Chris Evans, Member of Parliament for Islwyn learned about the problems pavement parking and street clutter cause for people with sight loss when they met the charity Guide Dogs at Labour party conference.
Cars blocking pavements are one of the main barriers preventing people with sight loss from walking the streets safely, and in some cases can force people onto the road.
YouGov polling on behalf of the charity Guide Dogs found nearly three-quarters (72%) of people surveyed said pavement parking is common in their area.
In Wales, the Welsh Government places a high priority on enabling and encouraging more people to make everyday journeys on foot. However, this can only happen if the parking of vehicles on pavements is adequately controlled, therefore they are planning to give local councils extra powers to enforce the existing law.
In 2021 Cardiff Council ran a pilot scheme where drivers were fined £70 for parking on the pavement. Following the success of this the Welsh Government announced plans to give all local authorities the power to issue £70 penalties for pavement parking. The consultation has been delayed until next year due to pressures being faced by local authorities.
Chris Evans MP said:
‘It was great to meet with Guide Dogs at Labour Party Conference this year to discuss their ‘Open the World’ campaign to prevent pavement parking.

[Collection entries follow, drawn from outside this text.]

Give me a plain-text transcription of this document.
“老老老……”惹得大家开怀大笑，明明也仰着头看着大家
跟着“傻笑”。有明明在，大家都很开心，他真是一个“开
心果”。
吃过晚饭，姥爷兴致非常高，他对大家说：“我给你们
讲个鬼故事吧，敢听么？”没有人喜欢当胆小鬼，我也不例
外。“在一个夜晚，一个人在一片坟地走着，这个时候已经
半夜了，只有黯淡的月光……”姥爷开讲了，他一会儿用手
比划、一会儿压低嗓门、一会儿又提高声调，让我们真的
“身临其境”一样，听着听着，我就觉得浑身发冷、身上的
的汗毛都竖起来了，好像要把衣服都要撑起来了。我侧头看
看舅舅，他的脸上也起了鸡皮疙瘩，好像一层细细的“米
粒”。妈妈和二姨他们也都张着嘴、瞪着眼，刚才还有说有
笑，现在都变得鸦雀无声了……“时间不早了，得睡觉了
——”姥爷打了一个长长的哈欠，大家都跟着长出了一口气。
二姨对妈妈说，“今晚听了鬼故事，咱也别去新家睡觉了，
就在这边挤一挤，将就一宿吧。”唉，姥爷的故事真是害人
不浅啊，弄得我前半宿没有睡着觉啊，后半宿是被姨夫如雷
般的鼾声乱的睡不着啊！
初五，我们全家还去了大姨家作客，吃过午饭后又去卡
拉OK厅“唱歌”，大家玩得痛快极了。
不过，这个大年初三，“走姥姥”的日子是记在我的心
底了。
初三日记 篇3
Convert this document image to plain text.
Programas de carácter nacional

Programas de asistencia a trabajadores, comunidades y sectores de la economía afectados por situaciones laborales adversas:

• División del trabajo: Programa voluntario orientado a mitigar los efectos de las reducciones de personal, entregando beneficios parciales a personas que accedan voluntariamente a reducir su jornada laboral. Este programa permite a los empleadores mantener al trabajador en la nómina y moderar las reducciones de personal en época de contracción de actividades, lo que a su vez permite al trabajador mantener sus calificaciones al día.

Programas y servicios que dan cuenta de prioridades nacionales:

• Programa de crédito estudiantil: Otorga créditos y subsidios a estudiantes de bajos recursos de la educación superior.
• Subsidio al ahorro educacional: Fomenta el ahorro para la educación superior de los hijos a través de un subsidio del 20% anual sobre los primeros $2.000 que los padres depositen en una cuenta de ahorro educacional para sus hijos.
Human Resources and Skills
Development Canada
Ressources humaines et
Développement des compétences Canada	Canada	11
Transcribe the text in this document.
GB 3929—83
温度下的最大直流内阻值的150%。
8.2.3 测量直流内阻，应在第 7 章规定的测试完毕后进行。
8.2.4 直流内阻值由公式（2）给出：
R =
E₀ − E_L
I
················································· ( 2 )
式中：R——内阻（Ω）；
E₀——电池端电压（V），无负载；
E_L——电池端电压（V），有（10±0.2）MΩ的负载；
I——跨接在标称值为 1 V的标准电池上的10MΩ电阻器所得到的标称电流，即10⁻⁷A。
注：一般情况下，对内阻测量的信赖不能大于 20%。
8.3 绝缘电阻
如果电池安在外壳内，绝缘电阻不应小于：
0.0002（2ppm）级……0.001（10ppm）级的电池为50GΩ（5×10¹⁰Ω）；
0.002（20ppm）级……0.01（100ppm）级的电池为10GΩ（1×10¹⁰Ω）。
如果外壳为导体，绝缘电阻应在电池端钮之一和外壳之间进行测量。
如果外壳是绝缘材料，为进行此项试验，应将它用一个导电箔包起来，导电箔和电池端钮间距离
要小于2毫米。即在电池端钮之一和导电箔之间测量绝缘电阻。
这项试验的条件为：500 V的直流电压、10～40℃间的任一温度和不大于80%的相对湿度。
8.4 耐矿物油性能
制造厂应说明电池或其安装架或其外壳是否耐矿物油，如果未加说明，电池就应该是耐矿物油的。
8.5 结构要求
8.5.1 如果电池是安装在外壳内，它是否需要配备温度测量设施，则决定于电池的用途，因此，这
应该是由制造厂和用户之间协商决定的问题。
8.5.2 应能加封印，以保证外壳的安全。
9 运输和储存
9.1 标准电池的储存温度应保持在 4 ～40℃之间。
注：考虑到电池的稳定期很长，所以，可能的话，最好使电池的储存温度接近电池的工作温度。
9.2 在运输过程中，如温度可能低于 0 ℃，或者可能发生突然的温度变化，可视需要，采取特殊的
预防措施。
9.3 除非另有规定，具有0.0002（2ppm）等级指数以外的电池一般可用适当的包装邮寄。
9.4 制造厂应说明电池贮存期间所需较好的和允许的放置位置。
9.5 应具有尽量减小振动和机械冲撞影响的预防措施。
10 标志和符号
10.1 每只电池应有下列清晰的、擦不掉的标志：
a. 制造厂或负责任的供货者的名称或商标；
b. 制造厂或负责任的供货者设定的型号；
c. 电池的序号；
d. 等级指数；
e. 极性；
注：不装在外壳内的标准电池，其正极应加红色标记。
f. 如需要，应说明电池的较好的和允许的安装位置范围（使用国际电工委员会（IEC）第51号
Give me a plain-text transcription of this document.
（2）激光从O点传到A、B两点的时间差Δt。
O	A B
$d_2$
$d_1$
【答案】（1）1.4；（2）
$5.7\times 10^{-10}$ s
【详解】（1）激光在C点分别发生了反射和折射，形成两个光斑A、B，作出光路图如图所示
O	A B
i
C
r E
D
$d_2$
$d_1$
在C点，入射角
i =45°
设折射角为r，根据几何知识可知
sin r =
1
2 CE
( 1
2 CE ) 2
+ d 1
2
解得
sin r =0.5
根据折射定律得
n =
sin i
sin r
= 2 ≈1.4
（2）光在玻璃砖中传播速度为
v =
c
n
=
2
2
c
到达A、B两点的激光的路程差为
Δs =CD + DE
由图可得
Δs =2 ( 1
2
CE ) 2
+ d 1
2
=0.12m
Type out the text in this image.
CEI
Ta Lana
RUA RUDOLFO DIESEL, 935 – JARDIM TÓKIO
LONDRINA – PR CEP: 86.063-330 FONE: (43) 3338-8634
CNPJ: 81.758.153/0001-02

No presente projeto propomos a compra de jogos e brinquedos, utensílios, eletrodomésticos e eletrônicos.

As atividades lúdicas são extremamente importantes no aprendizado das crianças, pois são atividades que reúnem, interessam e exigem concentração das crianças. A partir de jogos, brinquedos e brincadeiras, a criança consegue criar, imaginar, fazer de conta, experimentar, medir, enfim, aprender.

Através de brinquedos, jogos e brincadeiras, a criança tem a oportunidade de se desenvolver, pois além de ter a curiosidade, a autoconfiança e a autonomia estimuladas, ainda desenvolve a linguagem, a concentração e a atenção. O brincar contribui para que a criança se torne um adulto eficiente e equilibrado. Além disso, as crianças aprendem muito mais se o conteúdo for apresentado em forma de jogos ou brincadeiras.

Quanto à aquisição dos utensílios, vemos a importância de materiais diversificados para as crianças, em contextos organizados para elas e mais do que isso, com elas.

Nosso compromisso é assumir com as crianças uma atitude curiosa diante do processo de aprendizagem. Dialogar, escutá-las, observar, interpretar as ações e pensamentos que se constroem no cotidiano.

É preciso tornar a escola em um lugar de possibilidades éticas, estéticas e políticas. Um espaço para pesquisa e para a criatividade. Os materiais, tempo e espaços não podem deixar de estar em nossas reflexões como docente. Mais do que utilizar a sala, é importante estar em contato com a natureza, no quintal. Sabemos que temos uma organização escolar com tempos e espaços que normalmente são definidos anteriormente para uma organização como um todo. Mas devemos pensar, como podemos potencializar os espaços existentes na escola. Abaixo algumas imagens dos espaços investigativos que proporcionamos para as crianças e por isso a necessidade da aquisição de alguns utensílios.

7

Pavements are fundamentally meant for people to use in safety and not intended to park vehicles. I know that pavement parking can be dangerous to pedestrians and can even lead to social isolation with some people fearful of leaving their home because it feels unsafe. It is even more dangerous for people with sight loss.’
Eleanor Briggs, Head of Policy, Public Affairs and Campaigns at Guide Dogs said:
‘The message from the public and local councillors is clear; our streets are not safe because of cars blocking pavements.
Parking on pavements is a nuisance for everyone, but potentially dangerous if you are a wheelchair user forced onto the road, pushing a child in a buggy or have sight loss and can’t see traffic coming towards you.
This daily threat can mean people can’t safely get to work, education or to see friends. This is why we’re calling for a law that would empower local councils to tackle this problem.’